- 2017 raid on Barii: Part of the War in Somalia, the war on terror and Operation Enduring Freedom – Horn of Africa
| Date | 5 May 2017 |
| Location | Barii, 40 miles west of Mogadishu, Somalia |
| Result | Al-Shabaab victory |

Belligerents
- United States Somalia: Al-Shabaab

Commanders and leaders
- David J. Furness Kyle Milliken †: Mahad Karate Moalin Osman Abdi Badil †

Strength
- : 50 DEVGRU operators (In all of Somalia) several helicopters : Danab ("Lightning") commandos: Unknown

Casualties and losses
- : 1 killed 2 wounded : none: 4–8 killed

= 2017 raid on Barii =

Raid by US Navy SEALs and Somali Danab Commandos

The 2017 raid on Barii was a military operation conducted by SEAL Team Six (DEVGRU) Silver squadron with Danab commandos from the Federal Government of Somalia.
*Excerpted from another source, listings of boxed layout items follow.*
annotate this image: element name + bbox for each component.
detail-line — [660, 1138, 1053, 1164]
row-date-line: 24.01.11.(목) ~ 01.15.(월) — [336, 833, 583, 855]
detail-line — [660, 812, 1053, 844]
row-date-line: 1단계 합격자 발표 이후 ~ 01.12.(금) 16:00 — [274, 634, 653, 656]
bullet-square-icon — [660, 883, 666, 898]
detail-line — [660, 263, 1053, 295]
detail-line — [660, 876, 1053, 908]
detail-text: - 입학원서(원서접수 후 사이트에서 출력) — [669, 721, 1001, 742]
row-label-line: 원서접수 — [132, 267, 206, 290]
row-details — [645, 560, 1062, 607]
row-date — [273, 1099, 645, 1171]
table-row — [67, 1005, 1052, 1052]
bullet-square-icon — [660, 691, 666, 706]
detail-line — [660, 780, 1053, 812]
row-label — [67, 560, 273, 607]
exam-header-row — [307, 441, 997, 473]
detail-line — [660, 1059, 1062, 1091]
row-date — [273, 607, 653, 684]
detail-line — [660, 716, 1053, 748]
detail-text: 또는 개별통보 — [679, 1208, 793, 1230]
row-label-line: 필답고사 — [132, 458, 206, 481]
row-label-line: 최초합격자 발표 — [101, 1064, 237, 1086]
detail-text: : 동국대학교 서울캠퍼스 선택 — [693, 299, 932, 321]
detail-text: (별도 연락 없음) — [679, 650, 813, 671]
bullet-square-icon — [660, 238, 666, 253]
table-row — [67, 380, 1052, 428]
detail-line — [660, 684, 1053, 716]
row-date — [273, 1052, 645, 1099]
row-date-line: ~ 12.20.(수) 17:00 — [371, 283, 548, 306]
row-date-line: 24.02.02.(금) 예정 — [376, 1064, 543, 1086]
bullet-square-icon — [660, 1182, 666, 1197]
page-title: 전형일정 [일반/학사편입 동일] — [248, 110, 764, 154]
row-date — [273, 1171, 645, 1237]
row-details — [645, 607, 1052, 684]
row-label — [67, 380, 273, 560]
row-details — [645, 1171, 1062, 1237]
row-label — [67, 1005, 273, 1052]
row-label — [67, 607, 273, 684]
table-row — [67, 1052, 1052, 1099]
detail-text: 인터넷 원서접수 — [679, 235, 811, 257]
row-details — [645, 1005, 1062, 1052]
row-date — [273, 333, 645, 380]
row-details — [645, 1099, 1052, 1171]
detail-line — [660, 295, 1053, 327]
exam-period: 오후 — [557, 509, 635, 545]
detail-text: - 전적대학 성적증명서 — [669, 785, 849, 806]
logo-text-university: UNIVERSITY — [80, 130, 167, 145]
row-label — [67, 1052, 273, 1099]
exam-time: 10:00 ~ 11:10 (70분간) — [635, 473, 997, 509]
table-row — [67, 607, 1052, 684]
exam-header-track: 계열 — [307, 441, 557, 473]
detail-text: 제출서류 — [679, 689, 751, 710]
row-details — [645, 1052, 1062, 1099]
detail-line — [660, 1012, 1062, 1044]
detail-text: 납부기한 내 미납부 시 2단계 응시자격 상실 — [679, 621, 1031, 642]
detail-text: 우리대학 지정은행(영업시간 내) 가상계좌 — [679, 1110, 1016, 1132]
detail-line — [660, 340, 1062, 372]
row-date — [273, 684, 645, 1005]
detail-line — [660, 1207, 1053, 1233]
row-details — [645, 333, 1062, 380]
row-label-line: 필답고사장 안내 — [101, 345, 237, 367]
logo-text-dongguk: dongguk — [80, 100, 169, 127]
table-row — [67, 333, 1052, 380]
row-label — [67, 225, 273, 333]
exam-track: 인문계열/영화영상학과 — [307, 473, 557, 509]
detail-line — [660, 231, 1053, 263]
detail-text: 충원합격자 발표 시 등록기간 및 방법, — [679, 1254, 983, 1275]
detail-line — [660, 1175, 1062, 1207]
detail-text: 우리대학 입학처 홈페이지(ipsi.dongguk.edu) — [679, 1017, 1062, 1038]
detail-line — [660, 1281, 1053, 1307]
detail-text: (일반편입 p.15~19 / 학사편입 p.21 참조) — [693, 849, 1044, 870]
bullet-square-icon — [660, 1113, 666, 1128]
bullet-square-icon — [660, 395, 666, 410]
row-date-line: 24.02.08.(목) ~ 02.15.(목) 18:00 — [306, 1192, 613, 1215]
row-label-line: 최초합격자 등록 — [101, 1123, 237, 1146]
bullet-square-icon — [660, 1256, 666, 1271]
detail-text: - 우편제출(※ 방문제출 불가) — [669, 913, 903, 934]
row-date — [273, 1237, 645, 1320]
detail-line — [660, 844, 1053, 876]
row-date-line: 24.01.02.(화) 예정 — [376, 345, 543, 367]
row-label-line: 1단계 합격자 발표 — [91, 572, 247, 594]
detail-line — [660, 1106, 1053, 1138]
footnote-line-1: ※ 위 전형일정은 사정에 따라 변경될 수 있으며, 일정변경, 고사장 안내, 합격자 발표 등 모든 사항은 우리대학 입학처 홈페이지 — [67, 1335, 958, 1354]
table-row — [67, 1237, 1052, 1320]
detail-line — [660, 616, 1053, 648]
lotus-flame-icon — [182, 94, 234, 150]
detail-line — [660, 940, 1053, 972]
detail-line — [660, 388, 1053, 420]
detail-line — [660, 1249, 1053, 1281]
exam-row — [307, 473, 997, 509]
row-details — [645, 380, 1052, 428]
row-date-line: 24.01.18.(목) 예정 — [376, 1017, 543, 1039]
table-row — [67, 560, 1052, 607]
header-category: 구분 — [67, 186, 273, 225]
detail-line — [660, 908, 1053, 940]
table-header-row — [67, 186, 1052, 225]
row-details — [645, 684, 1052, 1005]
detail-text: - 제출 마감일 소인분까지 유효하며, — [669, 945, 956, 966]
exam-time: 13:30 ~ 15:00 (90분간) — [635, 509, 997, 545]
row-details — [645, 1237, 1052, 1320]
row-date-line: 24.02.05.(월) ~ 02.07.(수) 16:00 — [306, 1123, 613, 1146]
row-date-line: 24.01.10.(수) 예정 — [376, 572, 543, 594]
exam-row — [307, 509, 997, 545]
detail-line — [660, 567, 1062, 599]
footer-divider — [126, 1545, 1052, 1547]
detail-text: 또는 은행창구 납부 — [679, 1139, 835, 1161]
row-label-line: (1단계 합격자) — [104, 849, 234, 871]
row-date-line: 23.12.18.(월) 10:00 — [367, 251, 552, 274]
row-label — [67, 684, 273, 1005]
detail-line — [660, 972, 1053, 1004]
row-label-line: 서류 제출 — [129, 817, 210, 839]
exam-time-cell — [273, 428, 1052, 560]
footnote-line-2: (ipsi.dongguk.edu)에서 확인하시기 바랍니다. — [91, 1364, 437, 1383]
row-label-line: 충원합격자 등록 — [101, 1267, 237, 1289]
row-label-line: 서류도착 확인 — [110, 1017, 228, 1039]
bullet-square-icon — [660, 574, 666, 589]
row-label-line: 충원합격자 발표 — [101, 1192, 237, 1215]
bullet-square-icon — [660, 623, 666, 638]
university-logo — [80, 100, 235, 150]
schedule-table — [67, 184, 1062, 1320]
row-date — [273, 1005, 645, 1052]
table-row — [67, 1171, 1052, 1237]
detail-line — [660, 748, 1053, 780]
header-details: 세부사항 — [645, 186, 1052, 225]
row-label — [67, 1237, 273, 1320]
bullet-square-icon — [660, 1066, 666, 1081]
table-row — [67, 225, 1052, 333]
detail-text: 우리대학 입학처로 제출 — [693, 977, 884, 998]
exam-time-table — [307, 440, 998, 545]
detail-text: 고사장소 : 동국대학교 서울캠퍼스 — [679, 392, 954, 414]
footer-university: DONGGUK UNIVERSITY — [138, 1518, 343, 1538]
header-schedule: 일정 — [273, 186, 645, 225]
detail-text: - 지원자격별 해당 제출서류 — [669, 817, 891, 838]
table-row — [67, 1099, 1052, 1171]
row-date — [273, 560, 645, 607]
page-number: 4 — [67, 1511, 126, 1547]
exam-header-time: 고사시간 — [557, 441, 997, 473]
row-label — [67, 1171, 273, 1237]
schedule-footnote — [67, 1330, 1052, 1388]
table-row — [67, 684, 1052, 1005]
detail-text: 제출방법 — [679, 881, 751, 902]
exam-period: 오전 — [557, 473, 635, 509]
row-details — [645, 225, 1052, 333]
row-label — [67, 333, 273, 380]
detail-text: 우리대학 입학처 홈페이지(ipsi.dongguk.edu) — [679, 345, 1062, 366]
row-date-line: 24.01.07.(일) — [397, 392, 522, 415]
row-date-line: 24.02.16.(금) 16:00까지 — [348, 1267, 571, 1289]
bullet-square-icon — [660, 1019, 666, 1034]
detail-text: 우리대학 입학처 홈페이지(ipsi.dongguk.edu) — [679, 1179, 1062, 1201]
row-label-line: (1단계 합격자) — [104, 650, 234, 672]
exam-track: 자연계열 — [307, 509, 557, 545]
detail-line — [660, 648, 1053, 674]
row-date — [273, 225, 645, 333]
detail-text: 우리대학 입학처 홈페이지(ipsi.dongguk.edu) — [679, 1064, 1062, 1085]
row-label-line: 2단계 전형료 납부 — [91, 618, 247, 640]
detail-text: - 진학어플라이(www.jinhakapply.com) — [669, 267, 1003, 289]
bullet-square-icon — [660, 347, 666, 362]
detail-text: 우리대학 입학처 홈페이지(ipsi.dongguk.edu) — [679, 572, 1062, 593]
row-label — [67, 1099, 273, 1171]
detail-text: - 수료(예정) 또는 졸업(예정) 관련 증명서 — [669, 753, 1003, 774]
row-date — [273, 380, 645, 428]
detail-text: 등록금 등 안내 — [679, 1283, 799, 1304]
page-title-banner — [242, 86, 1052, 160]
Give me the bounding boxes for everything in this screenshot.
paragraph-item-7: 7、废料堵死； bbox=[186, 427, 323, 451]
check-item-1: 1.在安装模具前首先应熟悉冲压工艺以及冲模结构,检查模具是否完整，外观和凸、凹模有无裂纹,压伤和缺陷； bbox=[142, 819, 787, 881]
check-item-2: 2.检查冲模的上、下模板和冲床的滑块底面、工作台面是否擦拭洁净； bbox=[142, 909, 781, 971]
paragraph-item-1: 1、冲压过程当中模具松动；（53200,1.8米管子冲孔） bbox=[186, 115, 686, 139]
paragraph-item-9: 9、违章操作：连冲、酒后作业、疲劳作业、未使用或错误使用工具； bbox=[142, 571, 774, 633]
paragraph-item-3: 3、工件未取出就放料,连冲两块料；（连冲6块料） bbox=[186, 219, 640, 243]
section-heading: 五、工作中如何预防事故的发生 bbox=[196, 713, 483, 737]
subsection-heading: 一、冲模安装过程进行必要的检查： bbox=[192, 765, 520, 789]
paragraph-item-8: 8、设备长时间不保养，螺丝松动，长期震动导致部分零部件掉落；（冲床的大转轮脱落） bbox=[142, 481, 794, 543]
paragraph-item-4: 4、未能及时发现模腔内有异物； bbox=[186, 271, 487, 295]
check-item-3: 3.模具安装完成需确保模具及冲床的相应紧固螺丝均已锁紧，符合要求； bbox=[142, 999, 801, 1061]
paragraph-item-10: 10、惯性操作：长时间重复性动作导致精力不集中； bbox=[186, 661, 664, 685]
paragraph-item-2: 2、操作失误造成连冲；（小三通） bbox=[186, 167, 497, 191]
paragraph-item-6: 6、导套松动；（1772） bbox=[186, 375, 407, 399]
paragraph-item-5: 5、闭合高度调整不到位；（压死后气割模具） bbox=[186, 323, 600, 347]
The raid resulted in the death of DEVGRU Senior Chief Petty Officer Kyle Milliken, marking the first US serviceman combat death in Somalia since the First Battle of Mogadishu in 1993, also known as "Black Hawk Down".

==Events==
A firefight erupted shortly after a DEVGRU team and Somali army forces were dropped by helicopter near an al-Shabaab compound in an area on the Shebelle River called Barii, about 40 mi west of the capital Mogadishu. The DEVGRU operators were conducting an operation with Somali commandos to target a local leader of al-Shabaab in Darusalam village, where Abdirahman Mohamed Warsame, known as Mahad Karate, was believed to be hiding.

In addition to the dead DEVGRU operator, at least two other Americans were wounded, including a Somali-American interpreter. At least three al-Shabaab militants also died plus another local al-Shabaab commander. The mission was aborted soon after insurgents opened fire. The American/Somali group quickly returned to the aircraft that had taken it to the area and was evacuated.